Przykładowo: wampiry z klanu Gangrel posiadają umiejętność przemiany w dziką bestie – idealnie nadają się więc do walki bezpośredniej. Tremere natomiast posiadają dostęp do specjalnej magii krwi, dzięki której mogą po jej odpowiednim rozwinięciu dosłownie rozsadzić przeciwnika od środka doprowadzając jego juchę do wrzenia.

Do nieco mniej efektownych, choć wciąż efektywnych rozwiązań dostęp może mieć wampir Ventrue, mogący zahipnotyzować strażnika co umożliwi mu wejście do strzeżonej lokacji bez potrzeby robienia bałaganu.
Pod względem dowolności wybrania sposobu w jaki rozwiążemy dany problem “Bloodlines” można porównać choćby do serii “Deus Ex” lub lub też “Cyberpunka 2077”. Nasz wampir ma jednak dostęp do konkretnych trzech przypisanych mu nadnaturalnych mocy i nie może nauczyć się innych – choć gra pozwala na swobodę w ich rozwijaniu to część rozwiązań pozostanie zamknięta dla danego klanu.
Zmiany pomiędzy wampirami nie kończą się na tym, gdyż wybór konkretnego z nich potrafi dosłownie wywrócić rozgrywkę do góry nogami.
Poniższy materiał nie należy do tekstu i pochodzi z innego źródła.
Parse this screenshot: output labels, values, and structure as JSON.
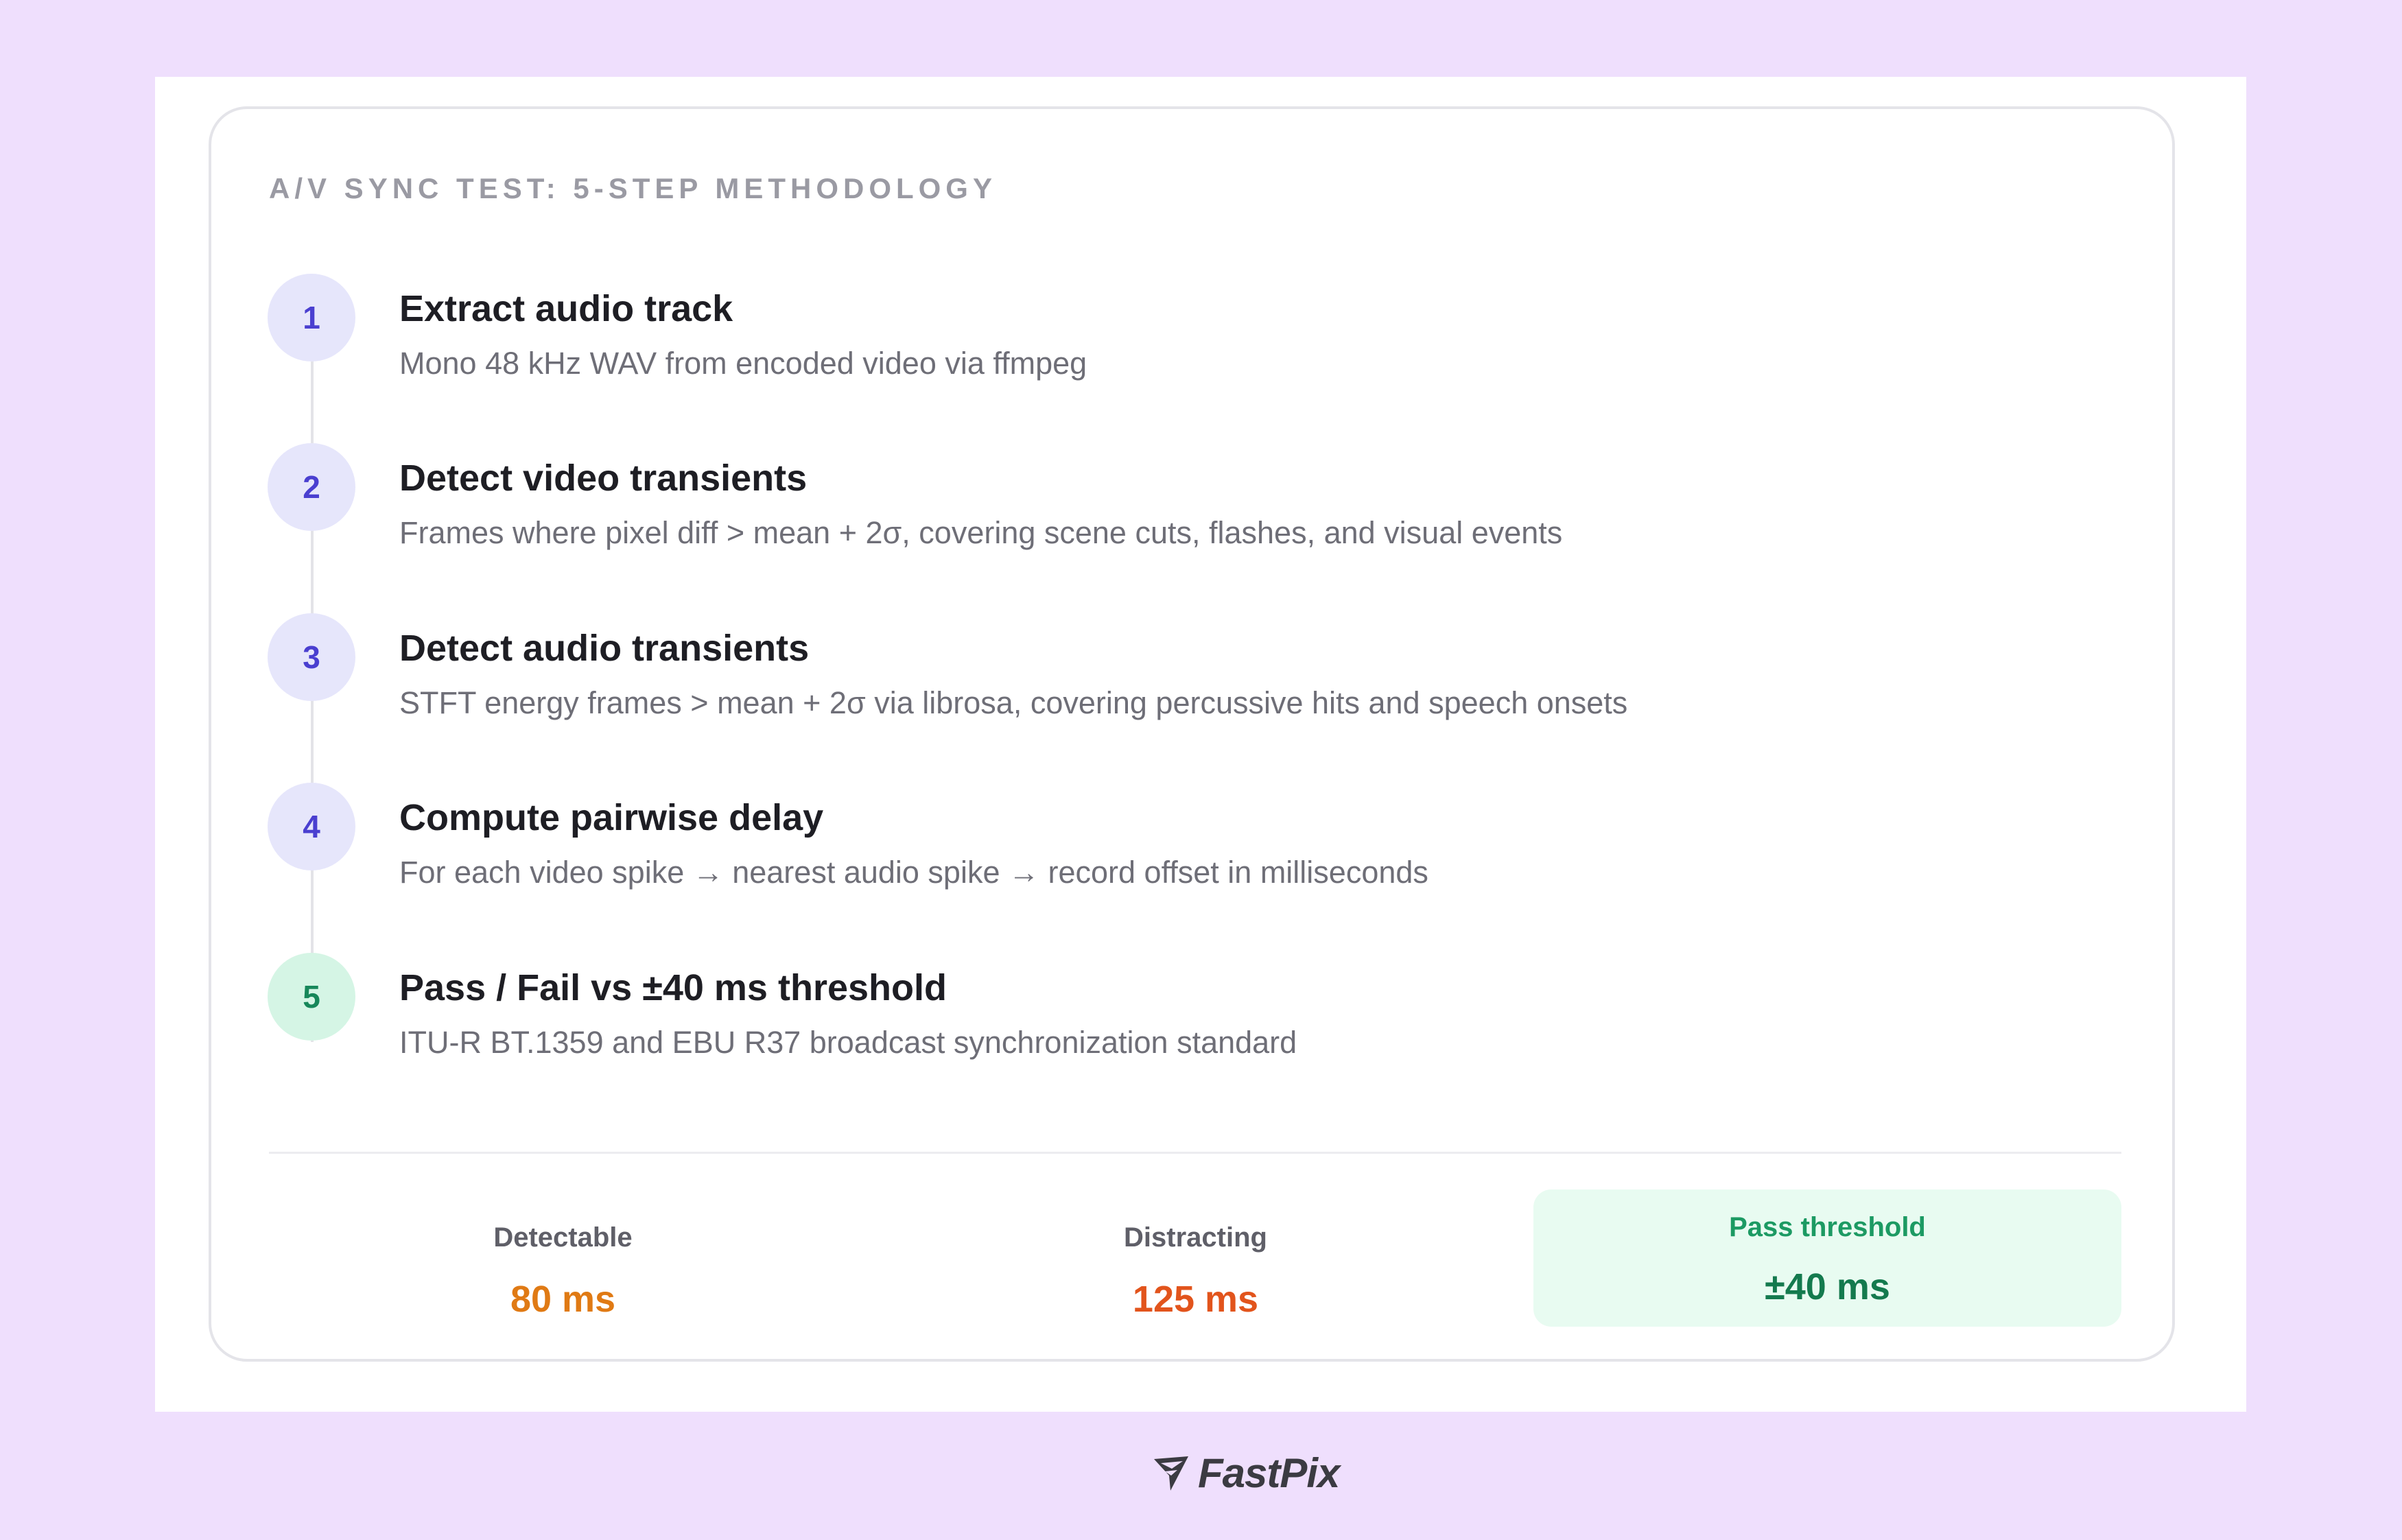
{
  "card": {
    "title": "A/V SYNC TEST: 5-STEP METHODOLOGY"
  },
  "steps": [
    {
      "number": "1",
      "title": "Extract audio track",
      "description": "Mono 48 kHz WAV from encoded video via ffmpeg"
    },
    {
      "number": "2",
      "title": "Detect video transients",
      "description": "Frames where pixel diff > mean + 2σ, covering scene cuts, flashes, and visual events"
    },
    {
      "number": "3",
      "title": "Detect audio transients",
      "description": "STFT energy frames > mean + 2σ via librosa, covering percussive hits and speech onsets"
    },
    {
      "number": "4",
      "title": "Compute pairwise delay",
      "description": "For each video spike → nearest audio spike → record offset in milliseconds"
    },
    {
      "number": "5",
      "title": "Pass / Fail vs ±40 ms threshold",
      "description": "ITU-R BT.1359 and EBU R37 broadcast synchronization standard"
    }
  ],
  "stats": [
    {
      "label": "Detectable",
      "value": "80 ms",
      "color": "#e07a14"
    },
    {
      "label": "Distracting",
      "value": "125 ms",
      "color": "#e2541c"
    },
    {
      "label": "Pass threshold",
      "value": "±40 ms",
      "color": "#147a4e"
    }
  ],
  "colors": {
    "background": "#efdffd",
    "step_circle": "#e6e6fb",
    "step_number": "#4a3fd0",
    "final_circle": "#d5f5e5",
    "final_number": "#17875a",
    "pass_box": "#e8fbf1"
  },
  "footer": {
    "brand": "FastPix",
    "icon": "fastpix-logo-icon"
  }
}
Taki Nosferatu charakteryzuje się tym, że jest potwornie szpetny i zniekształcony – naturalnie wiele postaci niezależnych nie zareaguje więc dobrze na nasz widok (niektórym nawet zdarzy się zemdleć). Natomiast Malkavianin, jak każdy wampir z tego klanu, jest dotknięty szaleństwem co ma wpływ nie tylko na wszystkie nasze linie dialogowe, ale również daje dostęp do unikatowych interakcji takich jak pokłócenie się ze… znakiem drogowym.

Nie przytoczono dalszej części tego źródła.